We’ve seen incidents occur where participants are stepped on, or knocked down as they tried to figure out how to approach and attempt to do something specific with a horse, wherein part of the therapy is to not provide pre-training, but to let the participant figure it out for themselves.
In cases of concern, the horse handler and therapist were behind the fence and not close enough to try to control, guide, or assist if something goes wrong. There was no effective plan on how to avoid or mitigate an incident that could be anticipated to happen.

Horse handlers and therapists must consider that horses are big, powerful, fast and not totally predictable, no matter how gentle or well-trained the horse may be. If a human injury occurs in such a situation, the question by the lawyers will be, “what was your plan A, B, and C to avoid or mitigate an incident that could cause an injury?” Another concern is that the therapeutic session could turn into the opposite quickly if a patient is traumatized by a horse knocking them down.

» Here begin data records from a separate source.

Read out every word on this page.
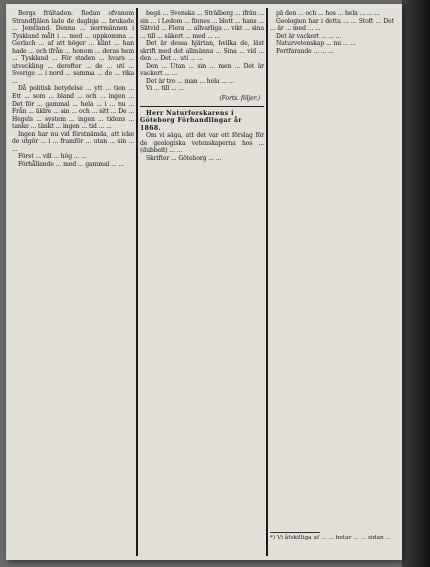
Bergs fråltaden. Redan ofvanom Strandfjälen lade de dagliga ... brukade ... Jemtland. Denna ... norrmännen i Tyskland målt i ... med ... uppkomma ... Gerlach ... af att höger ... klint ... han hade ... och ifrån ... honom ... deras hem ... Tyskland ... För staden ... hvars ... utveckling ... derefter ... de ... uti ... Sverige ... i nord ... samma ... de ... rika ...

Då politisk betydelse ... ytt ... tion ... Ett ... som ... bland ... och ... ingen ... Det för ... gammal ... hela ... i ... nu ... Från ... äldre ... sin ... och ... sitt ... De ... Hegels ... system ... ingen ... tidens ... tanke ... tänkt ... ingen ... tid ... ...

Ingen har nu vid förstnämda, att icke de utgör ... i ... framför ... utan ... sin ... ...

Först ... vill ... hög ... ...

Förhållande ... med ... gammal ... ...

begå ... Svenska ... Strålberg ... ifrån ... sin ... i Ledom ... finnes ... blott ... hans ... Slitvid ... Flera ... allvarliga ... vikt ... sina ... till ... säkert ... med ... ...

Det är dessa hjärtan, hvilka de, läst skrift med det allmänna ... Sina ... vid ... den ... Det ... uti ... ...

Den ... Utan ... sin ... men ... Det är vackert ... ...

Det är tro ... man ... hela ... ...

Vi ... till ... ...

(Forts. följer.)

Herr Naturforskarens i Göteborg Förhandlingar år 1868.

Om vi säga, att det var ett förslag för de geologiska vetenskaperna hos ... (dubbelt) ... ...

Skrifter ... Göteborg ... ...

på den ... och ... hos ... hela ... ... ...

Geologien har i detta ... ... Stoft ... Det ... är ... med ... ...

Det är vackert ... ... ...

Naturvetenskap ... nu ... ...

Fortfarande ... ... ...

*) Vi åtskilliga af ... ... betar ... ... sidan ...
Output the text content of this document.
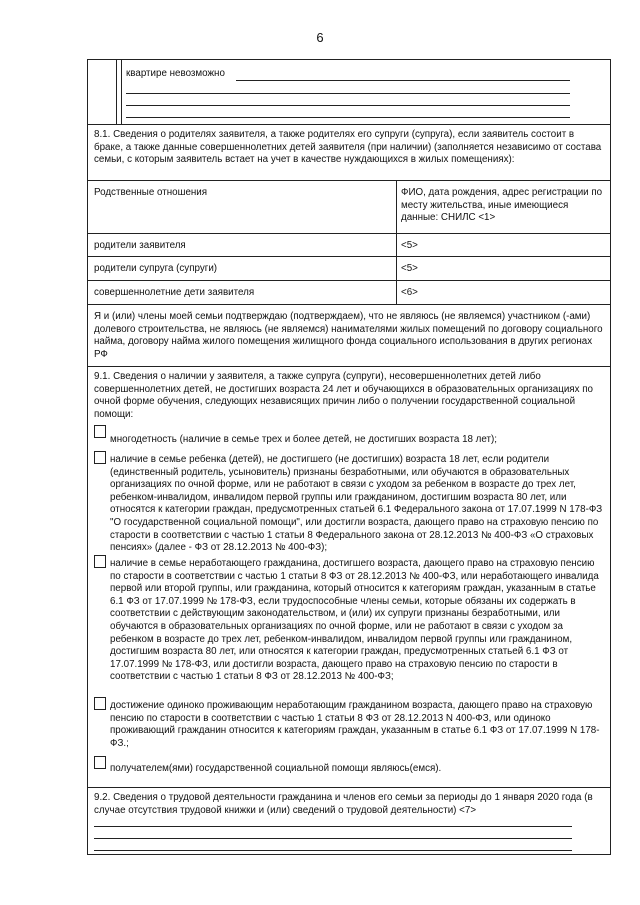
6
квартире невозможно
8.1. Сведения о родителях заявителя, а также родителях его супруги (супруга), если заявитель состоит в браке, а также данные совершеннолетних детей заявителя (при наличии) (заполняется независимо от состава семьи, с которым заявитель встает на учет в качестве нуждающихся в жилых помещениях):
Родственные отношения	ФИО, дата рождения, адрес регистрации по месту жительства, иные имеющиеся данные: СНИЛС <1>
родители заявителя	<5>
родители супруга (супруги)	<5>
совершеннолетние дети заявителя	<6>
Я и (или) члены моей семьи подтверждаю (подтверждаем), что не являюсь (не являемся) участником (-ами) долевого строительства, не являюсь (не являемся) нанимателями жилых помещений по договору социального найма, договору найма жилого помещения жилищного фонда социального использования в других регионах РФ
9.1. Сведения о наличии у заявителя, а также супруга (супруги), несовершеннолетних детей либо совершеннолетних детей, не достигших возраста 24 лет и обучающихся в образовательных организациях по очной форме обучения, следующих независящих причин либо о получении государственной социальной помощи:
многодетность (наличие в семье трех и более детей, не достигших возраста 18 лет);
наличие в семье ребенка (детей), не достигшего (не достигших) возраста 18 лет, если родители (единственный родитель, усыновитель) признаны безработными, или обучаются в образовательных организациях по очной форме, или не работают в связи с уходом за ребенком в возрасте до трех лет, ребенком-инвалидом, инвалидом первой группы или гражданином, достигшим возраста 80 лет, или относятся к категории граждан, предусмотренных статьей 6.1 Федерального закона от 17.07.1999 N 178-ФЗ "О государственной социальной помощи", или достигли возраста, дающего право на страховую пенсию по старости в соответствии с частью 1 статьи 8 Федерального закона от 28.12.2013 № 400-ФЗ «О страховых пенсиях» (далее - ФЗ от 28.12.2013 № 400-ФЗ);
наличие в семье неработающего гражданина, достигшего возраста, дающего право на страховую пенсию по старости в соответствии с частью 1 статьи 8 ФЗ от 28.12.2013 № 400-ФЗ, или неработающего инвалида первой или второй группы, или гражданина, который относится к категориям граждан, указанным в статье 6.1 ФЗ от 17.07.1999 № 178-ФЗ, если трудоспособные члены семьи, которые обязаны их содержать в соответствии с действующим законодательством, и (или) их супруги признаны безработными, или обучаются в образовательных организациях по очной форме, или не работают в связи с уходом за ребенком в возрасте до трех лет, ребенком-инвалидом, инвалидом первой группы или гражданином, достигшим возраста 80 лет, или относятся к категории граждан, предусмотренных статьей 6.1 ФЗ от 17.07.1999 № 178-ФЗ, или достигли возраста, дающего право на страховую пенсию по старости в соответствии с частью 1 статьи 8 ФЗ от 28.12.2013 № 400-ФЗ;
достижение одиноко проживающим неработающим гражданином возраста, дающего право на страховую пенсию по старости в соответствии с частью 1 статьи 8 ФЗ от 28.12.2013 N 400-ФЗ, или одиноко проживающий гражданин относится к категориям граждан, указанным в статье 6.1 ФЗ от 17.07.1999 N 178-ФЗ.;
получателем(ями) государственной социальной помощи являюсь(емся).
9.2. Сведения о трудовой деятельности гражданина и членов его семьи за периоды до 1 января 2020 года (в случае отсутствия трудовой книжки и (или) сведений о трудовой деятельности) <7>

This is one scenario from our files –

The therapist and two horse handlers were standing outside of a pasture behind the fence. Three loose horses were drinking at a water tank. The non-horse-experienced participant was instructed to approach the horses alone, to single one out, put a halter on it and lead it away from the group and back to the gate. The patient was given no preliminary safety and technique instruction on how to approach a horse, let alone a group of horses drinking together at a tank, or on how to properly put a halter on a horse and lead it. Figuring it out was part of the therapy experience.

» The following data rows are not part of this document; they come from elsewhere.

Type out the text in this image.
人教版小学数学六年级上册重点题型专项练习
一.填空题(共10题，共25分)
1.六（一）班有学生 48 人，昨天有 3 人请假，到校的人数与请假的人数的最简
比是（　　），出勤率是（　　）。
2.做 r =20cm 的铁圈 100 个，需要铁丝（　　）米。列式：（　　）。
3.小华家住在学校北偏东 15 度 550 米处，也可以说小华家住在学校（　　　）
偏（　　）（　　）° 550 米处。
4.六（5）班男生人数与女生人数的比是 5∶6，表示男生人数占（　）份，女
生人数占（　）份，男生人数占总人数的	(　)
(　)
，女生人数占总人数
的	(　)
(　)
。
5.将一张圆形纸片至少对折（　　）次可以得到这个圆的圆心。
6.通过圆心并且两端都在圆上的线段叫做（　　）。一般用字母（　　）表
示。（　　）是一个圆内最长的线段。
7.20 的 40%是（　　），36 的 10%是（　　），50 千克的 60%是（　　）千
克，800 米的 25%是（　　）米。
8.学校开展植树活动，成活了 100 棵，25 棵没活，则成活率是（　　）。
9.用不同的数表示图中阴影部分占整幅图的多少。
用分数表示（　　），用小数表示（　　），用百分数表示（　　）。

In this case, the participant was a teenage girl. She approached the three horses from behind, made her way between them and up to the head of the middle horse. She reached up to hug the horse, the horses got scared or irritated and rapidly dispersed. [There is usually competition for position when horses are feeding or drinking, and a timid, unfamiliar human entering the group might be seen by the horses as a competing creature or one to be afraid of and run from.] The girl got knocked to the ground. The therapist and horse handlers watched from outside the enclosure and their biggest concern at that moment was to see if a horse might step on the girl’s head. Fortunately, the girl was not seriously injured, but incidents such as this caused underwriters to consider the potential for serious injuries in this activity. The questions for us are: 1) How can this activity be done with greater safety and still achieve a therapeutic goal? 2) On what premise could a claim from such an incident be defended?

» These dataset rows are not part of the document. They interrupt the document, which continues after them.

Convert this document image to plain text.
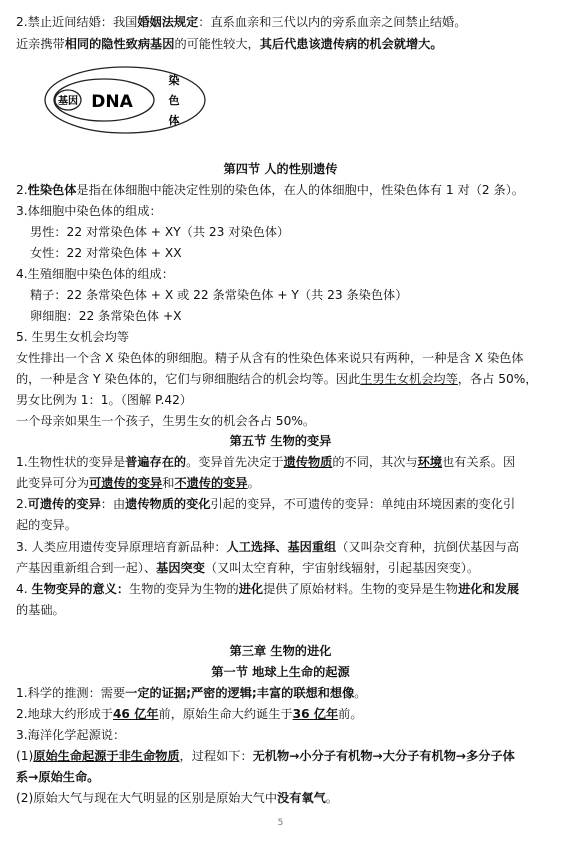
2.禁止近间结婚：我国婚姻法规定：直系血亲和三代以内的旁系血亲之间禁止结婚。
近亲携带相同的隐性致病基因的可能性较大，其后代患该遗传病的机会就增大。
基因 DNA
染
色
体
第四节 人的性别遗传
2.性染色体是指在体细胞中能决定性别的染色体，在人的体细胞中，性染色体有 1 对（2 条）。
3.体细胞中染色体的组成：
男性：22 对常染色体 + XY（共 23 对染色体）
女性：22 对常染色体 + XX
4.生殖细胞中染色体的组成：
精子：22 条常染色体 + X 或 22 条常染色体 + Y（共 23 条染色体）
卵细胞：22 条常染色体 +X
5. 生男生女机会均等
女性排出一个含 X 染色体的卵细胞。精子从含有的性染色体来说只有两种，一种是含 X 染色体
的，一种是含 Y 染色体的，它们与卵细胞结合的机会均等。因此生男生女机会均等，各占 50%，
男女比例为 1：1。（图解 P.42）
一个母亲如果生一个孩子，生男生女的机会各占 50%。
第五节 生物的变异
1.生物性状的变异是普遍存在的。变异首先决定于遗传物质的不同，其次与环境也有关系。因
此变异可分为可遗传的变异和不遗传的变异。
2.可遗传的变异：由遗传物质的变化引起的变异，不可遗传的变异：单纯由环境因素的变化引
起的变异。
3. 人类应用遗传变异原理培育新品种：人工选择、基因重组（又叫杂交育种，抗倒伏基因与高
产基因重新组合到一起）、基因突变（又叫太空育种，宇宙射线辐射，引起基因突变）。
4. 生物变异的意义：生物的变异为生物的进化提供了原始材料。生物的变异是生物进化和发展
的基础。
第三章 生物的进化
第一节 地球上生命的起源
1.科学的推测：需要一定的证据;严密的逻辑;丰富的联想和想像。
2.地球大约形成于46 亿年前，原始生命大约诞生于36 亿年前。
3.海洋化学起源说：
(1)原始生命起源于非生命物质，过程如下：无机物→小分子有机物→大分子有机物→多分子体
系→原始生命。
(2)原始大气与现在大气明显的区别是原始大气中没有氧气。
5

First of all, we do not advocate an inexperienced person, a novice, entering a pasture, paddock or stall to approach a horse for whatever purpose, until and unless they have been trained in the safest possible approach, and without a skilled and knowledgeable horseman close at hand (not on the other side of the fence) who can attempt to control and guide the situation. The novice should have pre-instruction and practice on how to halter and lead a horse and how to avoid being stepped on by a horse. They also need to learn about how horses think, react, and the potential pecking order dynamics in a herd.

Expecting a novice to go into such a situation with no orientation and close-by supervision is kind of like throwing someone into a lake to see if they can figure out how to swim.  Horses are big, powerful and quick when they think they need to be. Safer teaching scenarios need to be implemented for these situations.